Here, we finally got an incredible view of ice both above and below the water, showcasing just how much of an iceberg remains hidden beneath the surface.
Scenic Cruising the Lemaire Channel
After leaving Hidden Bay, our ship set off on a scenic cruise through the Lemaire Channel, one of Antarctica’s most famous and photogenic waterways.
The channel is deep enough for expedition ships to pass through, but so narrow that the captain must navigate carefully to avoid icebergs on either side. At times, it felt like we could almost reach out and touch the ice or the rocky shoreline.
The Lemaire Channel is also known for whale sightings, and it absolutely delivered. We were lucky enough to spot humpback whales, making this already spectacular cruise even more memorable.
Port Charcot: Penguins & Antarctic History
The Lemaire Channel led us to Port Charcot, named after French explorer Jean-Baptiste Charcot, who conducted scientific expeditions in this region in the early 1900s.
We knew this would be our final penguin colony landing, so we spent extra time watching and filming these endlessly entertaining birds. Gentoo and chinstrap penguins dotted the landscape, offering a fitting farewell to our Antarctic wildlife encounters.
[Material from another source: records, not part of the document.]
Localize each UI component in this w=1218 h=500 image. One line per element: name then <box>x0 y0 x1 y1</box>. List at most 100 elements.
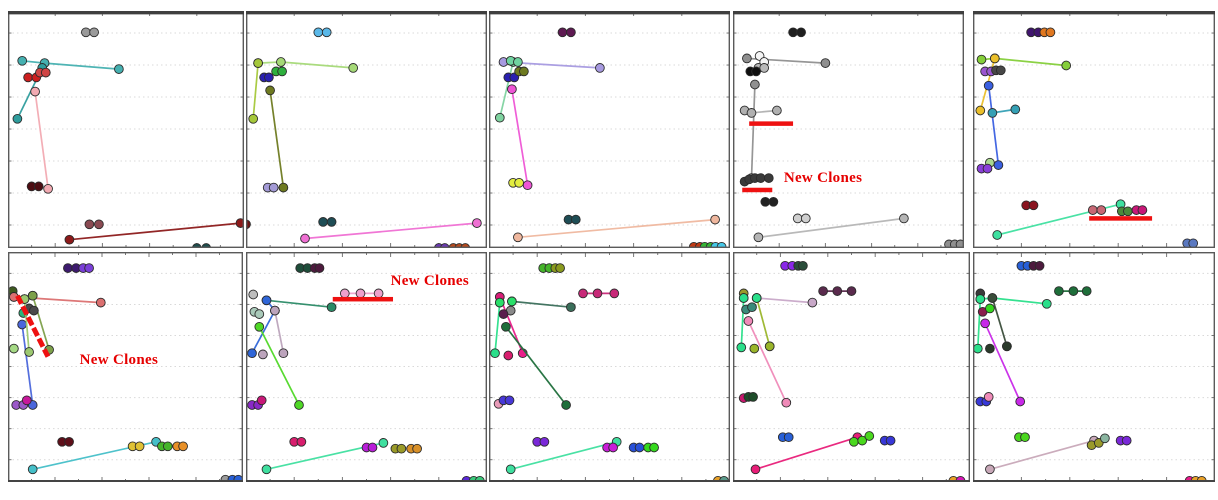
clone-point <box>973 343 983 354</box>
panel-plot-area <box>973 252 1215 482</box>
clone-point <box>81 27 91 38</box>
clone-point <box>748 392 758 402</box>
clone-trajectory-line <box>252 63 259 119</box>
clone-point <box>750 79 760 90</box>
clone-point <box>555 263 565 273</box>
clone-point <box>1034 260 1045 271</box>
clone-point <box>983 80 994 91</box>
clone-point <box>30 86 40 97</box>
clone-point <box>314 263 325 273</box>
clone-point <box>348 63 359 73</box>
clone-point <box>566 27 576 38</box>
clone-point <box>247 348 257 359</box>
clone-point <box>800 213 811 224</box>
clone-trajectory-line <box>511 89 529 186</box>
clone-point <box>975 105 986 116</box>
clone-point <box>522 180 533 191</box>
clone-point <box>261 295 272 306</box>
clone-point <box>983 392 994 402</box>
clone-point <box>24 347 34 357</box>
clone-point <box>40 67 51 78</box>
clone-point <box>750 464 761 475</box>
clone-trajectory-line <box>517 218 716 239</box>
new-clones-label: New Clones <box>783 169 863 186</box>
clone-point <box>649 442 659 453</box>
clone-point <box>849 436 859 447</box>
clone-trajectory-line <box>756 297 813 304</box>
new-clones-highlight-bar <box>332 296 394 302</box>
clone-point <box>519 66 529 77</box>
clone-point <box>976 54 987 65</box>
clone-point <box>27 464 38 475</box>
clone-point <box>1015 396 1026 407</box>
clone-point <box>326 217 337 227</box>
panel-spines <box>733 11 964 248</box>
clone-point <box>248 113 259 124</box>
clone-point <box>975 294 986 304</box>
clone-point <box>64 436 74 447</box>
panel-plot-area <box>8 252 243 482</box>
clone-point <box>592 288 603 299</box>
clone-trajectory-line <box>258 326 300 406</box>
clone-point <box>17 319 27 330</box>
clone-trajectory-line <box>987 85 1000 166</box>
panel-plot-area <box>489 11 730 248</box>
clone-point <box>134 441 145 452</box>
clone-point <box>783 432 794 443</box>
scatter-panel-r1c5 <box>973 11 1215 248</box>
clone-point <box>995 65 1006 76</box>
clone-trajectory-line <box>989 439 1095 471</box>
clone-point <box>505 464 516 475</box>
clone-point <box>114 64 124 74</box>
clone-point <box>248 289 259 300</box>
clone-point <box>987 108 998 118</box>
clone-point <box>746 108 757 118</box>
clone-point <box>595 63 605 73</box>
clone-point <box>634 442 645 453</box>
clone-point <box>764 341 775 352</box>
clone-point <box>749 343 760 354</box>
clone-trajectory-line <box>758 217 905 239</box>
clone-point <box>987 293 998 303</box>
clone-point <box>985 464 995 475</box>
clone-trajectory-line <box>991 297 1008 347</box>
clone-point <box>264 72 274 83</box>
clone-point <box>235 218 244 228</box>
scatter-panel-r1c1 <box>8 11 244 248</box>
panel-plot-area <box>733 11 964 248</box>
clone-trajectory-line <box>984 322 1021 402</box>
clone-point <box>33 181 44 192</box>
clone-point <box>955 239 964 248</box>
clone-point <box>832 286 843 296</box>
clone-point <box>751 293 762 303</box>
clone-point <box>807 297 818 308</box>
clone-point <box>339 288 350 299</box>
clone-point <box>1068 286 1079 296</box>
clone-point <box>992 230 1003 240</box>
scatter-panel-r1c4: New Clones <box>733 11 964 248</box>
clone-trajectory-line <box>494 302 501 354</box>
scatter-panel-r2c2: New Clones <box>246 252 487 482</box>
clone-trajectory-line <box>755 297 771 347</box>
clone-point <box>378 438 389 448</box>
clone-point <box>578 288 588 299</box>
scatter-panel-r2c4 <box>733 252 970 482</box>
clone-point <box>747 302 757 313</box>
panel-plot-area <box>733 252 970 482</box>
clone-point <box>570 214 581 225</box>
clone-point <box>514 177 524 188</box>
clone-trajectory-line <box>22 59 119 70</box>
clone-point <box>162 441 173 452</box>
clone-point <box>277 66 287 77</box>
clone-point <box>989 53 1000 64</box>
clone-trajectory-line <box>304 222 477 240</box>
clone-point <box>89 27 99 38</box>
clone-trajectory-line <box>498 61 514 118</box>
clone-trajectory-line <box>510 440 617 471</box>
clone-trajectory-line <box>269 90 285 188</box>
clone-point <box>885 435 896 446</box>
clone-point <box>788 27 798 38</box>
clone-point <box>608 442 618 453</box>
clone-point <box>95 297 106 308</box>
clone-trajectory-line <box>21 324 34 406</box>
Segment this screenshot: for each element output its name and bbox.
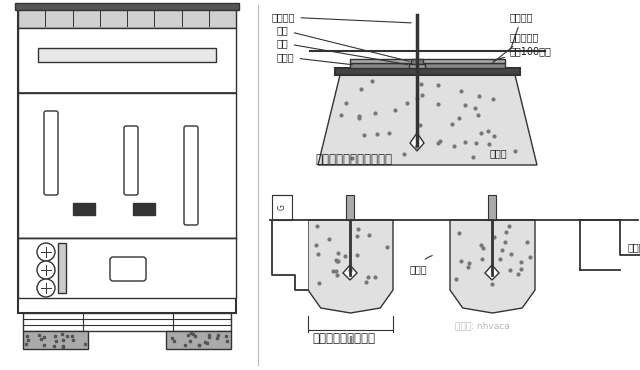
FancyBboxPatch shape [184, 126, 198, 225]
Circle shape [37, 243, 55, 261]
Bar [335, 68, 520, 75]
Bar [411, 59, 423, 66]
Bar [18, 8, 236, 313]
Circle shape [37, 279, 55, 297]
Bar [272, 195, 292, 220]
Bar [18, 8, 236, 28]
Bar [346, 195, 354, 220]
FancyBboxPatch shape [110, 257, 146, 281]
Bar [58, 243, 66, 293]
Text: 图一：机组与混凝土: 图一：机组与混凝土 [312, 332, 375, 345]
Bar [350, 59, 505, 63]
Bar [18, 28, 236, 93]
Text: 混凝土: 混凝土 [410, 256, 432, 274]
Bar [18, 93, 236, 238]
Bar [18, 238, 236, 298]
Text: II: II [348, 336, 353, 345]
Text: 混凝土: 混凝土 [490, 148, 507, 158]
Text: 机组机座: 机组机座 [510, 12, 534, 48]
Bar [488, 195, 496, 220]
Bar [166, 331, 231, 349]
Text: 钢板100以上: 钢板100以上 [493, 46, 552, 60]
Polygon shape [318, 75, 537, 165]
Text: 排水沟: 排水沟 [628, 242, 640, 252]
Text: 垫圈: 垫圈 [277, 38, 407, 64]
Polygon shape [308, 220, 393, 313]
Text: 微信号: nhvaca: 微信号: nhvaca [455, 321, 509, 330]
Bar [270, 220, 308, 318]
Circle shape [37, 261, 55, 279]
Bar [73, 203, 95, 215]
Bar [38, 48, 216, 62]
Text: 螺帽: 螺帽 [277, 25, 410, 61]
Polygon shape [410, 133, 424, 151]
Text: 图二：混凝土和地脚螺栓: 图二：混凝土和地脚螺栓 [315, 153, 392, 166]
Bar [133, 203, 155, 215]
Text: 橡胶垫: 橡胶垫 [277, 52, 352, 65]
Text: 防震橡胶垫: 防震橡胶垫 [492, 32, 540, 63]
Bar [15, 3, 239, 10]
FancyBboxPatch shape [44, 111, 58, 195]
Text: 基础螺栓: 基础螺栓 [272, 12, 412, 23]
Polygon shape [485, 265, 499, 280]
Bar [350, 63, 505, 68]
Bar [409, 64, 425, 68]
FancyBboxPatch shape [124, 126, 138, 195]
Polygon shape [450, 220, 535, 313]
Bar [23, 313, 231, 331]
Text: G: G [278, 205, 287, 211]
Polygon shape [343, 265, 357, 280]
Bar [23, 331, 88, 349]
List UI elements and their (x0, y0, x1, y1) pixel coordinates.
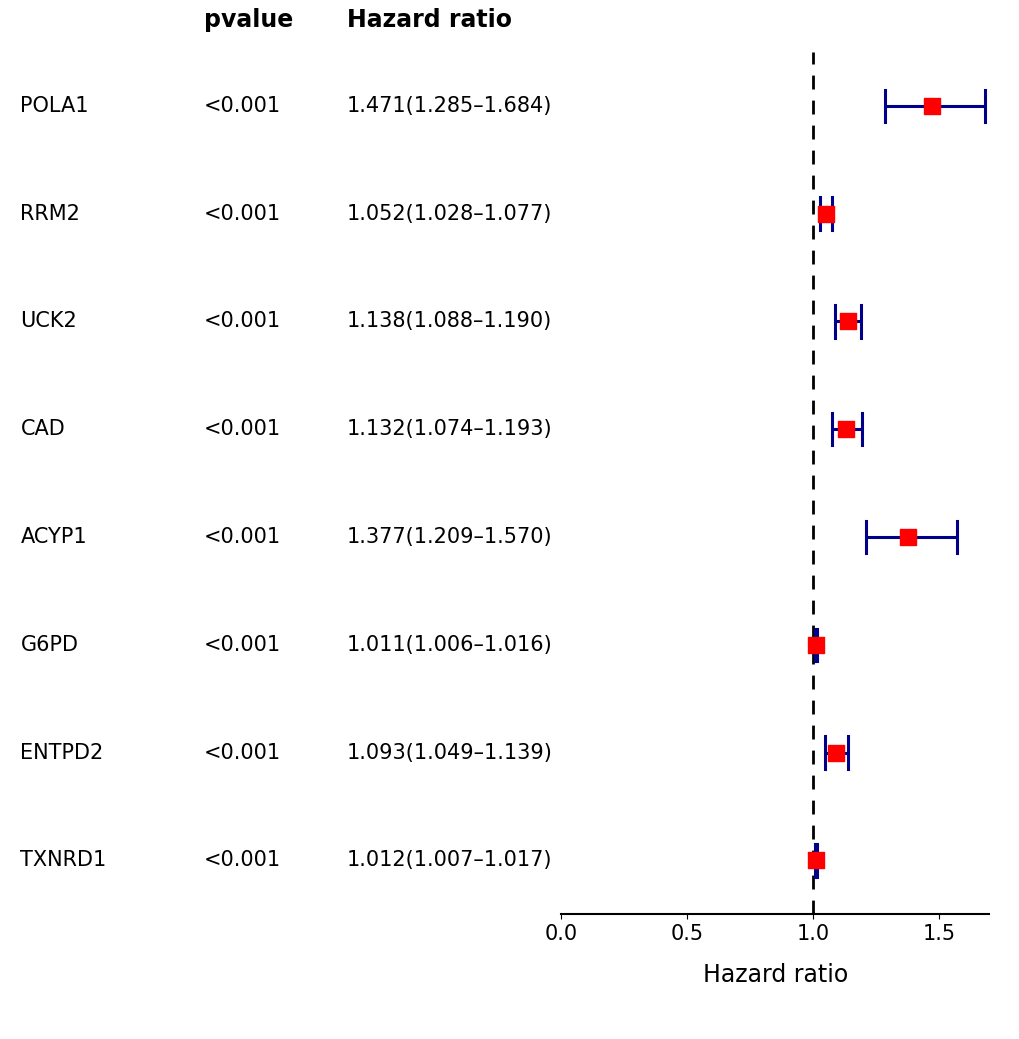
Text: POLA1: POLA1 (20, 96, 89, 115)
Text: pvalue: pvalue (204, 7, 293, 31)
Point (827, 744, 844, 761)
Point (899, 529, 915, 545)
Text: RRM2: RRM2 (20, 204, 81, 223)
Text: <0.001: <0.001 (204, 527, 281, 547)
Point (838, 421, 854, 437)
Text: ENTPD2: ENTPD2 (20, 743, 104, 763)
Text: CAD: CAD (20, 420, 65, 439)
Text: <0.001: <0.001 (204, 420, 281, 439)
Text: <0.001: <0.001 (204, 312, 281, 331)
Text: ACYP1: ACYP1 (20, 527, 87, 547)
Point (807, 637, 823, 654)
X-axis label: Hazard ratio: Hazard ratio (702, 963, 847, 987)
Text: <0.001: <0.001 (204, 635, 281, 655)
Text: <0.001: <0.001 (204, 204, 281, 223)
Point (807, 852, 823, 869)
Point (922, 98, 938, 114)
Text: 1.138(1.088–1.190): 1.138(1.088–1.190) (346, 312, 551, 331)
Text: <0.001: <0.001 (204, 743, 281, 763)
Text: <0.001: <0.001 (204, 96, 281, 115)
Text: TXNRD1: TXNRD1 (20, 851, 107, 871)
Text: G6PD: G6PD (20, 635, 78, 655)
Text: 1.052(1.028–1.077): 1.052(1.028–1.077) (346, 204, 551, 223)
Text: 1.011(1.006–1.016): 1.011(1.006–1.016) (346, 635, 552, 655)
Text: Hazard ratio: Hazard ratio (346, 7, 512, 31)
Text: 1.377(1.209–1.570): 1.377(1.209–1.570) (346, 527, 552, 547)
Point (839, 313, 855, 329)
Text: 1.471(1.285–1.684): 1.471(1.285–1.684) (346, 96, 551, 115)
Text: 1.093(1.049–1.139): 1.093(1.049–1.139) (346, 743, 552, 763)
Text: 1.012(1.007–1.017): 1.012(1.007–1.017) (346, 851, 551, 871)
Text: 1.132(1.074–1.193): 1.132(1.074–1.193) (346, 420, 552, 439)
Point (817, 206, 834, 222)
Text: <0.001: <0.001 (204, 851, 281, 871)
Text: UCK2: UCK2 (20, 312, 77, 331)
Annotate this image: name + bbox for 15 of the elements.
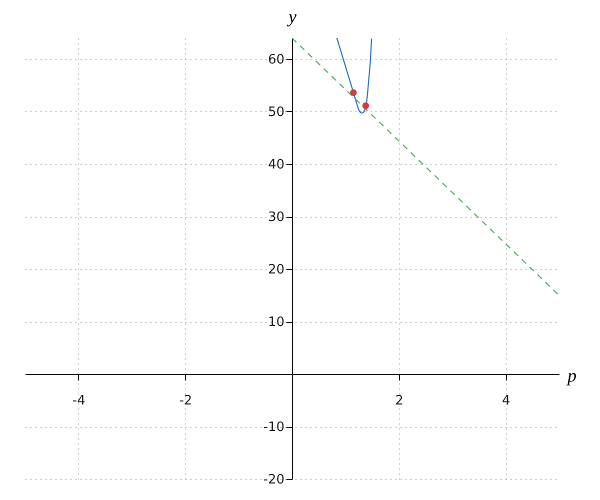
y-tick-label: 30 xyxy=(268,210,284,225)
y-tick-label: 10 xyxy=(268,315,284,330)
x-tick-label: 2 xyxy=(395,394,404,408)
x-axis-title: p xyxy=(566,366,576,386)
y-tick-label: -10 xyxy=(263,420,284,435)
y-axis-title: y xyxy=(286,6,296,26)
y-tick-label: 60 xyxy=(268,52,284,68)
line-series xyxy=(336,38,372,114)
x-tick-label: 4 xyxy=(502,394,510,408)
y-tick-label: 50 xyxy=(268,105,284,120)
y-tick-label: 20 xyxy=(268,262,284,278)
x-tick-label: -2 xyxy=(179,394,192,408)
y-tick-label: -20 xyxy=(263,472,284,488)
x-tick-label: -4 xyxy=(72,394,86,408)
y-tick-label: 40 xyxy=(268,158,284,172)
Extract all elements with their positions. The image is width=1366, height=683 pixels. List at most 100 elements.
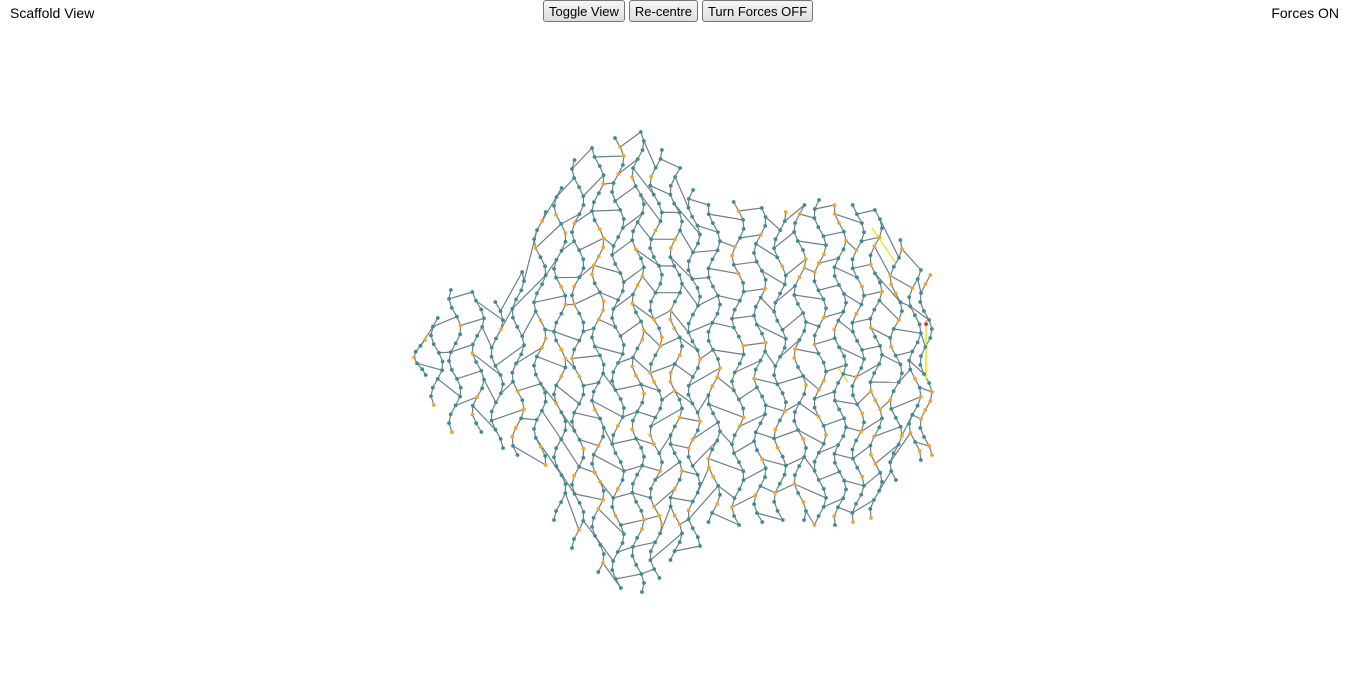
graph-node[interactable]	[753, 367, 758, 372]
graph-node[interactable]	[775, 445, 780, 450]
graph-node[interactable]	[880, 416, 884, 421]
graph-node[interactable]	[668, 379, 673, 384]
graph-node[interactable]	[639, 445, 644, 450]
graph-node[interactable]	[741, 415, 746, 420]
graph-node[interactable]	[698, 544, 702, 548]
graph-node[interactable]	[415, 361, 419, 366]
graph-node[interactable]	[715, 248, 720, 253]
graph-node[interactable]	[782, 282, 787, 287]
graph-node[interactable]	[860, 284, 864, 289]
graph-node[interactable]	[450, 430, 454, 434]
graph-node[interactable]	[577, 212, 582, 217]
graph-node[interactable]	[474, 360, 478, 364]
graph-node[interactable]	[686, 205, 691, 210]
graph-node[interactable]	[792, 293, 797, 297]
graph-node[interactable]	[690, 526, 695, 531]
graph-node[interactable]	[711, 284, 715, 289]
graph-node[interactable]	[616, 424, 620, 428]
graph-node[interactable]	[581, 257, 586, 262]
graph-node[interactable]	[782, 472, 787, 477]
graph-node[interactable]	[672, 486, 677, 491]
graph-node[interactable]	[630, 427, 635, 432]
graph-node[interactable]	[658, 406, 663, 411]
graph-node[interactable]	[778, 291, 782, 296]
graph-node[interactable]	[927, 444, 932, 448]
graph-node[interactable]	[873, 334, 877, 339]
graph-node[interactable]	[737, 424, 742, 429]
graph-node[interactable]	[919, 268, 923, 272]
graph-node[interactable]	[577, 311, 582, 316]
graph-node[interactable]	[900, 371, 904, 376]
graph-node[interactable]	[741, 218, 745, 222]
graph-node[interactable]	[581, 266, 586, 271]
graph-node[interactable]	[891, 327, 896, 331]
graph-node[interactable]	[635, 283, 640, 288]
graph-nodes[interactable]	[412, 130, 934, 594]
graph-node[interactable]	[680, 469, 684, 473]
graph-node[interactable]	[540, 282, 544, 287]
graph-node[interactable]	[577, 437, 582, 442]
graph-node[interactable]	[891, 451, 896, 456]
graph-node[interactable]	[737, 361, 742, 366]
graph-node[interactable]	[837, 220, 841, 225]
graph-node[interactable]	[753, 430, 758, 435]
graph-node[interactable]	[897, 318, 901, 322]
graph-node[interactable]	[570, 419, 574, 424]
graph-node[interactable]	[913, 440, 917, 444]
graph-node[interactable]	[581, 455, 586, 460]
graph-node[interactable]	[844, 300, 848, 305]
graph-node[interactable]	[889, 407, 894, 411]
graph-node[interactable]	[597, 164, 602, 168]
graph-node[interactable]	[773, 300, 778, 305]
graph-node[interactable]	[652, 567, 657, 571]
graph-node[interactable]	[792, 419, 797, 423]
graph-node[interactable]	[737, 460, 741, 465]
graph-node[interactable]	[532, 300, 536, 305]
graph-node[interactable]	[758, 295, 763, 300]
graph-node[interactable]	[833, 523, 837, 527]
graph-node[interactable]	[592, 281, 597, 286]
graph-node[interactable]	[570, 230, 574, 235]
graph-node[interactable]	[559, 473, 564, 477]
graph-node[interactable]	[812, 216, 817, 221]
graph-node[interactable]	[802, 329, 807, 333]
graph-node[interactable]	[511, 379, 515, 384]
graph-node[interactable]	[907, 358, 912, 363]
graph-node[interactable]	[677, 540, 682, 545]
graph-node[interactable]	[668, 192, 673, 197]
graph-node[interactable]	[631, 481, 635, 486]
graph-node[interactable]	[915, 277, 920, 281]
graph-node[interactable]	[780, 327, 785, 332]
graph-node[interactable]	[855, 339, 859, 343]
graph-node[interactable]	[833, 398, 837, 403]
graph-node[interactable]	[610, 505, 615, 509]
graph-node[interactable]	[868, 262, 873, 267]
graph-node[interactable]	[510, 370, 515, 375]
graph-node[interactable]	[855, 402, 860, 407]
graph-node[interactable]	[695, 535, 700, 539]
graph-node[interactable]	[793, 347, 797, 351]
graph-node[interactable]	[796, 302, 800, 306]
graph-node[interactable]	[498, 437, 503, 441]
graph-node[interactable]	[668, 317, 673, 322]
graph-node[interactable]	[930, 327, 934, 331]
graph-node[interactable]	[844, 425, 848, 430]
graph-node[interactable]	[621, 280, 626, 284]
toggle-forces-button[interactable]: Turn Forces OFF	[701, 0, 814, 22]
graph-node[interactable]	[878, 280, 882, 285]
graph-node[interactable]	[763, 403, 768, 408]
graph-node[interactable]	[640, 211, 645, 216]
graph-node[interactable]	[639, 193, 643, 198]
graph-node[interactable]	[778, 418, 782, 423]
graph-node[interactable]	[775, 509, 780, 513]
graph-node[interactable]	[610, 253, 614, 257]
graph-node[interactable]	[763, 277, 768, 282]
graph-node[interactable]	[859, 302, 864, 307]
graph-node[interactable]	[711, 348, 715, 352]
graph-node[interactable]	[522, 407, 526, 412]
graph-node[interactable]	[889, 469, 894, 473]
graph-node[interactable]	[532, 363, 536, 368]
graph-node[interactable]	[917, 385, 922, 390]
graph-node[interactable]	[581, 392, 586, 397]
graph-node[interactable]	[927, 318, 931, 322]
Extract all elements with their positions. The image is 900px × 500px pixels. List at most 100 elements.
Christmas Eve at Sea & Arriving at Deception Island
That evening, as we sailed toward our next destination, I stayed up late on Christmas Eve hoping to spot Santa. While I didn’t see him, I did witness something almost as magical — sunset at 1:00 a.m. and sunrise at 2:00 a.m.
The next morning, we arrived at Deception Island, one of the most unique places in Antarctica. It’s the caldera of an active volcano and one of only two places in the world (the other being Santorini, Greece) where ships can sail directly into a volcanic caldera.
The Polar Plunge: Jumping Into Antarctic Waters
Deception Island is also where we faced our next challenge: the Polar Plunge.
Jumping into freezing Antarctic water was not my idea of fun, but John was determined — and I wasn’t about to let him do it alone. The water was shockingly cold, but somehow once I got out, it didn’t feel quite as bad as I expected.
We survived.
I didn’t die.
And yes — we’d do it again.
Final Landing on Deception Island
Our last disembarkation took place on Deception Island itself. Because it’s an active volcano, the ground beneath the rocks is actually warm if you dig down a few inches.
Despite the harsh environment, we still spotted gentoo and chinstrap penguins, along with skuas nearby. Walking around the island, we could see remnants of its past as a whale processing station in the early 1900s, including whale bones and equipment later buried by volcanic mudflows.
Before landing, we received a safety briefing outlining what to do in the event of an eruption — a surreal reminder of just how powerful nature is here.
A Bittersweet Goodbye to Antarctica
Returning to the ship for the final time was emotional. While we still had two days at sea ahead of us before reaching Ushuaia and eventually Buenos Aires, it felt impossible that our time in Antarctica was already coming to an end.
This journey gave us memories we’ll carry forever —
Thanks for coming along on this incredible adventure with us.